Folha - Como as pesquisas sobre procrastinação crônica podem ser aplicadas à realidade do Brasil?
Ferrari -
Acho que a questão da América Latina, pelo que discuti com os pesquisadores do Peru e da Venezuela, é a definição cultural daquilo que é procrastinação. No Brasil, como no Peru, atrasar-se para uma festa ou algum evento social talvez seja aceitável. Isso é considerado uma ofensa, um insulto, nos EUA.
O significado dessa procrastinação, portanto, é diferente na América Latina e nos EUA, por mais que as taxas sejam similares. O Brasil precisa entender essa diferença na hora de estudar sua situação. À medida que nos tornamos uma sociedade global, precisamos criar algum padrão para as relações internacionais.

Folha - Há diferenças de comportamento segundo o gênero, a idade ou a classe social?
Ferrari -
Gênero e idade, não. No Peru, houve uma diferença quanto às classes sociais, mas dizia respeito mais à educação, que se reflete no comportamento, do que em relação à renda das pessoas.

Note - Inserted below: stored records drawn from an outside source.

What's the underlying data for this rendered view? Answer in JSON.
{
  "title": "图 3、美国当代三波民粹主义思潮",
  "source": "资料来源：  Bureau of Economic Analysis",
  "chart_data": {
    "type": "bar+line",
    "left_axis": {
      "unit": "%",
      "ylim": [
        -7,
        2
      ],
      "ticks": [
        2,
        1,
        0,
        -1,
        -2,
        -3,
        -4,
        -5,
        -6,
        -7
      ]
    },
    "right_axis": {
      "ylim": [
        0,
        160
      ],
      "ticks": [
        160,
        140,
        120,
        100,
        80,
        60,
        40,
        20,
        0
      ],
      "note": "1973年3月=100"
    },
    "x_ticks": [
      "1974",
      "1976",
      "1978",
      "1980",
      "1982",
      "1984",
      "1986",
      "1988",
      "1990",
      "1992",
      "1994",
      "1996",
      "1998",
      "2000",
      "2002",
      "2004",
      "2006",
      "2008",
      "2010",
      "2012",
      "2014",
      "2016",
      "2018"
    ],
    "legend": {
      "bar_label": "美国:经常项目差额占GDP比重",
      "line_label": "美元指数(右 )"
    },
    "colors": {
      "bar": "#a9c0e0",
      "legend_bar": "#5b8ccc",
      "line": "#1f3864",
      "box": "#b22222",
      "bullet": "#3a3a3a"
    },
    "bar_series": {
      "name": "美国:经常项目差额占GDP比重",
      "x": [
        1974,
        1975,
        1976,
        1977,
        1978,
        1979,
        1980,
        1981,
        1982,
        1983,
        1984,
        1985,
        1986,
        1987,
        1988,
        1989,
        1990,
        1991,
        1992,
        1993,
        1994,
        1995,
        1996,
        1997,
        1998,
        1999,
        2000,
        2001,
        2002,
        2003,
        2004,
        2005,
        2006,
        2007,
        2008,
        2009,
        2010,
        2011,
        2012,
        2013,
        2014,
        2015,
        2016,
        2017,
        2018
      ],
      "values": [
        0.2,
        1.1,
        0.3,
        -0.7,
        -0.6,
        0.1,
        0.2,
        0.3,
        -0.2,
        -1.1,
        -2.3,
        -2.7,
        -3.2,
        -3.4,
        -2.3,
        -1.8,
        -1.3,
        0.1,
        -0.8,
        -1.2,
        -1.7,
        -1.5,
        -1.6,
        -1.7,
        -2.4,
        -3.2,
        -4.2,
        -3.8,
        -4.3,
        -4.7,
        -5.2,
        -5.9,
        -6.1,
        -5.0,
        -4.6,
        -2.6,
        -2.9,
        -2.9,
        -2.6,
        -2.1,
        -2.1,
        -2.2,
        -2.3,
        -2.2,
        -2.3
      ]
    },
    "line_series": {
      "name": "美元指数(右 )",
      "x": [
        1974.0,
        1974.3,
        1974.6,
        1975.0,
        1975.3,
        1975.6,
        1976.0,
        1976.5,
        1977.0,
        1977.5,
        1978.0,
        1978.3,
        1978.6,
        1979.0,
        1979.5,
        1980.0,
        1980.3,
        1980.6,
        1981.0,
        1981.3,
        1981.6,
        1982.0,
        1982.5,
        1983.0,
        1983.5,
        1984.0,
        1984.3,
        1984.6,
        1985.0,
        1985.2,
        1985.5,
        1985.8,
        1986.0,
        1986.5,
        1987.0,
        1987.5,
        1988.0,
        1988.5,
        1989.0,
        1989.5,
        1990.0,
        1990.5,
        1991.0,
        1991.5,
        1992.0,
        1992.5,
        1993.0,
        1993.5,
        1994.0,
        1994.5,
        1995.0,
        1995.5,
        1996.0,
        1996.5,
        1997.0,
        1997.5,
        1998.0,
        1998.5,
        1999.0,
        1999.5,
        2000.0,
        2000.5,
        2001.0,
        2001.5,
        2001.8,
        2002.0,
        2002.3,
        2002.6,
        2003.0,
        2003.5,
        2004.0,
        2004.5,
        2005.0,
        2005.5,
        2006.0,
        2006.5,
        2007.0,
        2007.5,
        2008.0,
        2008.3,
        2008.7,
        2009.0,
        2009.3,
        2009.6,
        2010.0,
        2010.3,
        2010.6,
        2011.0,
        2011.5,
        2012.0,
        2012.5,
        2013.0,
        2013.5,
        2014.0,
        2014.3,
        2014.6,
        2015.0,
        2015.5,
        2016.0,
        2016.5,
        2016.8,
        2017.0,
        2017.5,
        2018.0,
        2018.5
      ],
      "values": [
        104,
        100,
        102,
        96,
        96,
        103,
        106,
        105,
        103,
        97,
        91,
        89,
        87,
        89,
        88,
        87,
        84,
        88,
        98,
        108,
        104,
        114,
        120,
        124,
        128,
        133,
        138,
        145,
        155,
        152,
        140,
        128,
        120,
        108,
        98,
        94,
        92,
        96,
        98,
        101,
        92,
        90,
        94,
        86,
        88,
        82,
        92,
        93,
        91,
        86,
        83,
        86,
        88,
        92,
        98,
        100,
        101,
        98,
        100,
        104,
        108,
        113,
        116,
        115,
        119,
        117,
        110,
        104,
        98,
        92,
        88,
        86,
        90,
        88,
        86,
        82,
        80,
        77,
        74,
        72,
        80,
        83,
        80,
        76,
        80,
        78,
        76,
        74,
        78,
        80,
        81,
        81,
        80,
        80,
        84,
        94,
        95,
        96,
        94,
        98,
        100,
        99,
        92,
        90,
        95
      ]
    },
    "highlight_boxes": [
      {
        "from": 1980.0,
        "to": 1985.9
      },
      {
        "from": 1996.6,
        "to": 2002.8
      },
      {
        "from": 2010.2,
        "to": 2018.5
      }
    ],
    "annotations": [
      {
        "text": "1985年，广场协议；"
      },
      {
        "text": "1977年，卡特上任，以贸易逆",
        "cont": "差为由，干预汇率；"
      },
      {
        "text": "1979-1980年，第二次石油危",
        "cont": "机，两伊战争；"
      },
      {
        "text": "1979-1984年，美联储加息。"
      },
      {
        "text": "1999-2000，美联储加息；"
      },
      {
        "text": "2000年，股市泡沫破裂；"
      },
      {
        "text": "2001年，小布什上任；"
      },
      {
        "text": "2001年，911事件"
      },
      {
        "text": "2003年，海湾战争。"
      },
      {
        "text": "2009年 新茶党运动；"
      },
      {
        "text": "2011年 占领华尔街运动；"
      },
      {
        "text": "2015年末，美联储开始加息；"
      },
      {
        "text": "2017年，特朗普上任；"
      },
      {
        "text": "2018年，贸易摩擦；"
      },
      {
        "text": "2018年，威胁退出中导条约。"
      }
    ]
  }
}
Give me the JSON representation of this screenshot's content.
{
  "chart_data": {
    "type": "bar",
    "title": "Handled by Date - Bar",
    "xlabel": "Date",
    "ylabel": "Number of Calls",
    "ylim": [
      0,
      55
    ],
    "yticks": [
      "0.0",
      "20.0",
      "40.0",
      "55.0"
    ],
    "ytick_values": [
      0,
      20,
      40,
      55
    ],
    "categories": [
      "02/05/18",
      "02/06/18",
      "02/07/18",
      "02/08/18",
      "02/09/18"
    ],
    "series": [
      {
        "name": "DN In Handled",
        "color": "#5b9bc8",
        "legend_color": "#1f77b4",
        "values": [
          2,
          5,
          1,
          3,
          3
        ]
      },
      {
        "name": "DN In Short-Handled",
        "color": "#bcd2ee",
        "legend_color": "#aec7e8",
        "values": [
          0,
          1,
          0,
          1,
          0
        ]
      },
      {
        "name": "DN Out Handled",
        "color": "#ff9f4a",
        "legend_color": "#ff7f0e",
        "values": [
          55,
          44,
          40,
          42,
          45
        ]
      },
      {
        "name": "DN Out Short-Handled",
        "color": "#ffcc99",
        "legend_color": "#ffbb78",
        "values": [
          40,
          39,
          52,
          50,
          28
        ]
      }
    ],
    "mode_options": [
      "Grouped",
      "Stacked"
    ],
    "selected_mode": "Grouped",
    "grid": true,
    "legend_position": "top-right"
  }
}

Folha - A procura imediata por entradas para grandes eventos culturais, como shows cujos ingressos se esgotam rapidamente, demonstra uma mudança no comportamento, segundo o qual pessoas que não se adiantarem ficarão sem ingressos?
Ferrari -
Esse é um ótimo exemplo do que separa as pessoas que adiam algumas tarefas das que têm o adiamento como um problema crônico.
Todo mundo deixa algumas coisas para depois, mas, na hora em que precisa, acaba correndo atrás para não se prejudicar, por isso os ingressos se esgotam rapidamente, por isso no último dia de declaração de Imposto de Renda tanta gente tenta declarar.
Mas aposto que há muita gente, talvez 20 a 25% do público interessado, que acabou se prejudicando e não conseguiu os ingressos de um determinado evento cultural ou não declarou o imposto. Esses são os procrastinadores crônicos, que chegam a deixar de realizar uma dada tarefa simplesmente por irem deixando para depois, até não poderem mais fazê-la.